For 29 years, no Hawkeye pole vaulter has cleared the bar over 17 feet. Iowa head track and field coach Larry Wieczorek, 72BS, has charged Reid with dusting off the cobwebs.
Wieczorek coached the current UI record holder, Todd Wigginton, 86BS, 87MA, to a height of 17 feet, 1 inch (5.21 meters) in 1984. To motivate Reid to break the longstanding school record, Wieczorek gave him a comic depicting a pole vaulter launching into a spider web above the crossbar. The comic, signed "Kyle—you can do it," provides the UI senior with daily encouragement.
"Kyle's the right guy at the right time," says Wieczorek, who adds that it's difficult for the UI to recruit pole vaulters since Iowa high schools don't offer the event. Reid began pole vaulting as a high school freshman in Illinois to pass the time while waiting for his older brother to finish relay practice. He jumped his college-best of 16 feet, 4ľ inches (5 meters) as a freshman in the Iowa Invite, which ranks as the fourthgreatest pole vault in school history. A hamstring injury his sophomore year slowed Reid down, but he's since returned as a multievent athlete.

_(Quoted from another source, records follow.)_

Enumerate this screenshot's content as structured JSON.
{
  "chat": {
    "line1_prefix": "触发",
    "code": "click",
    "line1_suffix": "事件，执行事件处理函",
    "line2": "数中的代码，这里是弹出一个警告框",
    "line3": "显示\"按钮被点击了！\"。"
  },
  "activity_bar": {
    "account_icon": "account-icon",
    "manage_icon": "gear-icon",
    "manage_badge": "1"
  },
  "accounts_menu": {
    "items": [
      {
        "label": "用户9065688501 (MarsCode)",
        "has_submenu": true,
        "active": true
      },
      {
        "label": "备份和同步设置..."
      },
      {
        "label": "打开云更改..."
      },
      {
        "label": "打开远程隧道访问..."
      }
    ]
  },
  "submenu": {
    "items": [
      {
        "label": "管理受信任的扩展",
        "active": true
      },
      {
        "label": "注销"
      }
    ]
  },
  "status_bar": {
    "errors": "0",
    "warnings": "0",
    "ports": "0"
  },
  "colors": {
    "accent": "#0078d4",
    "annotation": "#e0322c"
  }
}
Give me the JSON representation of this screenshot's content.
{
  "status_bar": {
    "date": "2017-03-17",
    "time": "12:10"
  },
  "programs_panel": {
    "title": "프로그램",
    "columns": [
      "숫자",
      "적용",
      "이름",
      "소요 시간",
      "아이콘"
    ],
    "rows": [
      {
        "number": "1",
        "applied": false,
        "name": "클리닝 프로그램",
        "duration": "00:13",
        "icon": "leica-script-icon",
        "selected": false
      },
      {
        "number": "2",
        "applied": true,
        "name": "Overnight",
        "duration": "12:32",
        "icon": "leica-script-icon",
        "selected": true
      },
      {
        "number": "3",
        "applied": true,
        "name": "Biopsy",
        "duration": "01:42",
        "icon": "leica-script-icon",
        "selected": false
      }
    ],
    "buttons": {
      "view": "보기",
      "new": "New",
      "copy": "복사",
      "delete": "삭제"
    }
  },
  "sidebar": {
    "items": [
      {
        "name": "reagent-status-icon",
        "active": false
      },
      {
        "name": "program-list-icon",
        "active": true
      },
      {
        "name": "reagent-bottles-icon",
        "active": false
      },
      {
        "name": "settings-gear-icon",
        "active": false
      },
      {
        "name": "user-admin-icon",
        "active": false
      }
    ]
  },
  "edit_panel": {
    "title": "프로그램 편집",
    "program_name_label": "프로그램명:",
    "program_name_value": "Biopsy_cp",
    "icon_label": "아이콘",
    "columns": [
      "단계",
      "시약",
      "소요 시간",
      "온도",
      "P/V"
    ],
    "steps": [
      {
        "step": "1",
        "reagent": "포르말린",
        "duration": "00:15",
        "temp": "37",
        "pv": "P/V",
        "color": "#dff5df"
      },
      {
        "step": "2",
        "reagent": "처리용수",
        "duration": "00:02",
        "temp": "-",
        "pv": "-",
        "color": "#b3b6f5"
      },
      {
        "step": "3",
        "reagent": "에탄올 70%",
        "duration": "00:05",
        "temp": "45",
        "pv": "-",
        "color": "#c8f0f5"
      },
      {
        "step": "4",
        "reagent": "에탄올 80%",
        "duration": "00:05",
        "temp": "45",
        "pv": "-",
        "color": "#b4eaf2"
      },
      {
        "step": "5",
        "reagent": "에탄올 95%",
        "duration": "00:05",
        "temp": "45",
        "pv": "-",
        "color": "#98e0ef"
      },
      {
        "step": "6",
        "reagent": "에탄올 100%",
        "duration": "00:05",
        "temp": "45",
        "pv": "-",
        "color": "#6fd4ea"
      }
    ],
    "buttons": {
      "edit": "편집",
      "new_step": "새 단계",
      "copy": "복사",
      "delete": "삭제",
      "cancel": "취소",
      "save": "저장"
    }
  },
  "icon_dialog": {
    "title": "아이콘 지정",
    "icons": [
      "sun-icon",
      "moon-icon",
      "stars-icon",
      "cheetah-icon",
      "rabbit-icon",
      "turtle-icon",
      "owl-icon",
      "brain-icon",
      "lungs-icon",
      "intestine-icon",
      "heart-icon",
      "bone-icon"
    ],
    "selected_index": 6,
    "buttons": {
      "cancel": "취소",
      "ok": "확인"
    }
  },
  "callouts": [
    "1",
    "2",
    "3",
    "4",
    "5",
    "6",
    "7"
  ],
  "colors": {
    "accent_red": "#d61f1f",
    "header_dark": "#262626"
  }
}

Reid's proudest moment as a Hawkeye came this past January at Iowa State's Bill Bergan Invitational when he secured his place in the Iowa history books. At the event, he shattered Iowa's men's heptathlon record and became the Big Ten leader with 5,257 points in the 60 meter, long jump, shot put, high jump, 60 meter hurdles, pole vault, and 1,000 meter. It was Reid's first time competing in the heptathlon since his injury. "I felt good about that day, but I'm more excited for the possibilities moving forward," says Wieczorek. "He's one of our best athletes ever."
Wigginton and past UI heptathlon holder Dan Rolling, 09BFA, support Reid in his quest for excellence, encouraging him in person and on Facebook. "I strive to do the best I can in any athletic event," says Reid. "I'm not comfortable at the end of the pack."
In addition to the pole vaulting crown, Reid has his sights set on a school record in the decathlon—a test of speed, strength, coordination, and endurance. In the Olympics, the decathlon winner is known as the World's Greatest Athlete—but, with no plans to compete professionally, Reid will settle to be Iowa's best.